Until we know more about the etymology of these words (or until we get
examples from Klingons), I suggest using the suffixes exactly as they are
presented in TKD: {-be'} "negate," {-Ha'} "undo/do wrongly." Thus,
{muSHa'} is "undo hate" or "hate wrongly," whatever that means. {parHa'}
is given to us as "like," but that is the current Klingon usage (something
we don't have for {muSHa'}), and we know that for THIS word, {par}, the
"undo like" or "like wrongly" definition means "like" to a Klingon.

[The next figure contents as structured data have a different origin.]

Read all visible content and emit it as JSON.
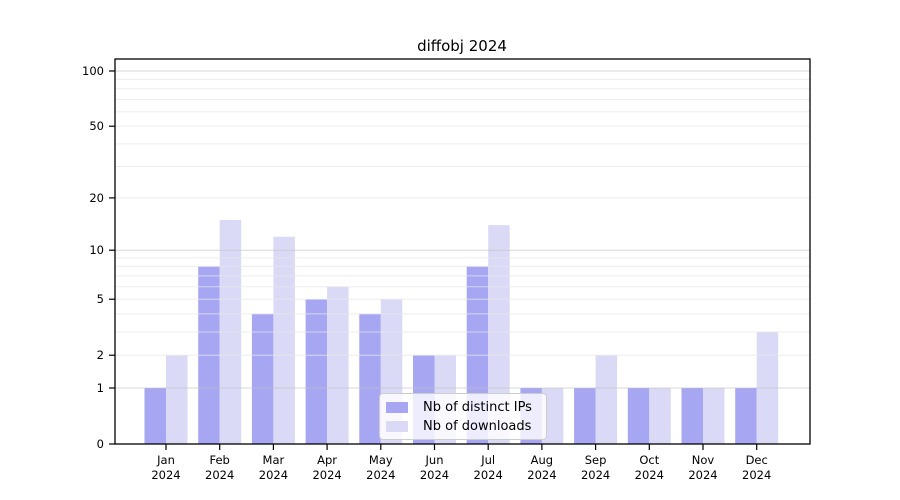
{
  "chart_data": {
    "type": "bar",
    "title": "diffobj 2024",
    "categories": [
      {
        "month": "Jan",
        "year": "2024"
      },
      {
        "month": "Feb",
        "year": "2024"
      },
      {
        "month": "Mar",
        "year": "2024"
      },
      {
        "month": "Apr",
        "year": "2024"
      },
      {
        "month": "May",
        "year": "2024"
      },
      {
        "month": "Jun",
        "year": "2024"
      },
      {
        "month": "Jul",
        "year": "2024"
      },
      {
        "month": "Aug",
        "year": "2024"
      },
      {
        "month": "Sep",
        "year": "2024"
      },
      {
        "month": "Oct",
        "year": "2024"
      },
      {
        "month": "Nov",
        "year": "2024"
      },
      {
        "month": "Dec",
        "year": "2024"
      }
    ],
    "series": [
      {
        "name": "Nb of distinct IPs",
        "color": "#a6a6f2",
        "values": [
          1,
          8,
          4,
          5,
          4,
          2,
          8,
          1,
          1,
          1,
          1,
          1
        ]
      },
      {
        "name": "Nb of downloads",
        "color": "#dadaf7",
        "values": [
          2,
          15,
          12,
          6,
          5,
          2,
          14,
          1,
          2,
          1,
          1,
          3
        ]
      }
    ],
    "y_axis": {
      "scale": "log1p",
      "range": [
        0,
        100
      ],
      "ticks": [
        0,
        1,
        2,
        5,
        10,
        20,
        50,
        100
      ],
      "major_gridlines": [
        1,
        10,
        100
      ],
      "minor_gridlines": [
        2,
        3,
        4,
        5,
        6,
        7,
        8,
        9,
        20,
        30,
        40,
        50,
        60,
        70,
        80,
        90
      ]
    },
    "legend_position": "inside-bottom-center",
    "grid": "on"
  },
  "colors": {
    "frame": "#000000",
    "text": "#000000",
    "grid_major": "#c2c2c2",
    "grid_minor": "#e7e7e7",
    "legend_border": "#cccccc",
    "background": "#ffffff"
  }
}
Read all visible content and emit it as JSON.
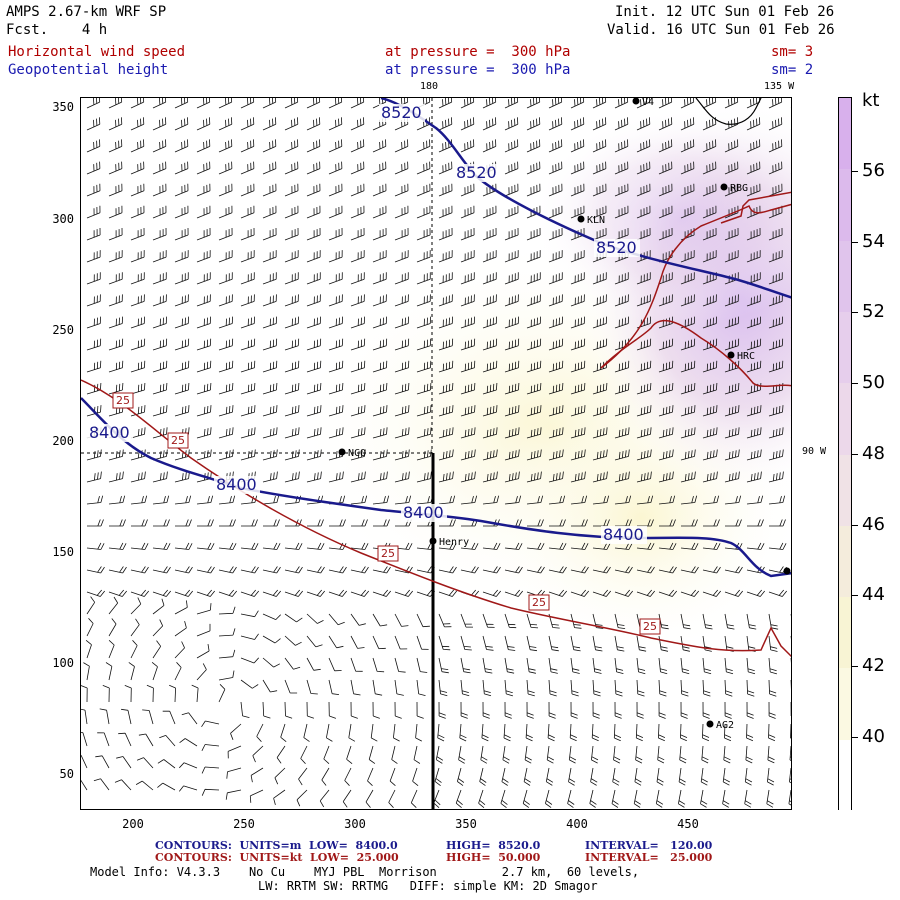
{
  "header": {
    "model_line": "AMPS 2.67-km WRF SP",
    "fcst_line": "Fcst.    4 h",
    "init_line": "Init. 12 UTC Sun 01 Feb 26",
    "valid_line": "Valid. 16 UTC Sun 01 Feb 26",
    "field1_name": "Horizontal wind speed",
    "field1_level": "at pressure =  300 hPa",
    "field1_sm": "sm= 3",
    "field2_name": "Geopotential height",
    "field2_level": "at pressure =  300 hPa",
    "field2_sm": "sm= 2"
  },
  "map_labels": {
    "lon_180": "180",
    "lon_135w": "135 W",
    "lon_90w": "90 W"
  },
  "stations": [
    {
      "name": "NCO"
    },
    {
      "name": "Henry"
    },
    {
      "name": "KLN"
    },
    {
      "name": "RBG"
    },
    {
      "name": "HRC"
    },
    {
      "name": "AG2"
    },
    {
      "name": "V4"
    }
  ],
  "height_contour_labels": [
    "8520",
    "8520",
    "8520",
    "8400",
    "8400",
    "8400",
    "8400"
  ],
  "speed_contour_labels": [
    "25",
    "25",
    "25",
    "25",
    "25"
  ],
  "axes": {
    "y_ticks": [
      "350",
      "300",
      "250",
      "200",
      "150",
      "100",
      "50"
    ],
    "x_ticks": [
      "200",
      "250",
      "300",
      "350",
      "400",
      "450"
    ]
  },
  "colorbar": {
    "unit": "kt",
    "labels": [
      "56",
      "54",
      "52",
      "50",
      "48",
      "46",
      "44",
      "42",
      "40"
    ],
    "colors": [
      "#d8b0ec",
      "#dcbaec",
      "#e0c4ec",
      "#e6ceec",
      "#ecd8ea",
      "#f0e2e6",
      "#f4ecdc",
      "#f8f4d4",
      "#fbf9e2",
      "#ffffff"
    ]
  },
  "footer": {
    "contours1_label": "CONTOURS:  UNITS=m  LOW=  8400.0",
    "contours1_high": "HIGH=  8520.0",
    "contours1_interval": "INTERVAL=   120.00",
    "contours2_label": "CONTOURS:  UNITS=kt  LOW=  25.000",
    "contours2_high": "HIGH=  50.000",
    "contours2_interval": "INTERVAL=   25.000",
    "model_info": "Model Info: V4.3.3    No Cu    MYJ PBL  Morrison         2.7 km,  60 levels,",
    "model_info2": "LW: RRTM SW: RRTMG   DIFF: simple KM: 2D Smagor"
  },
  "colors": {
    "height_contour": "#1a1a8c",
    "speed_contour": "#a01818",
    "shade_light": "#fbf8dc",
    "shade_purple": "#dcc0ee"
  }
}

It doesn't matter what it means to an English-speaker. All that matters is
what it means to a Klingon.
SuStel
jatlh qa'ral:
My point (and I don't think you disagreed) is this: if /muSHa'/ is
translated as *love* in canon (is it?), and we know no other verb for
*love* in a verb-centered
language, could it be that /muSHa'/ does in fact mean *to love*? Perhaps,
when appended to certain verbs, /-Ha'/ and /-be'/ don't just undo or negate
the action but
transform it into its opposite. (This is what SuStel's recent explanation
of /parHa'/ implied to me.) Then /muSHa'/ could become as strong and
independent a word in
Klingon as, say, *independent* is in English.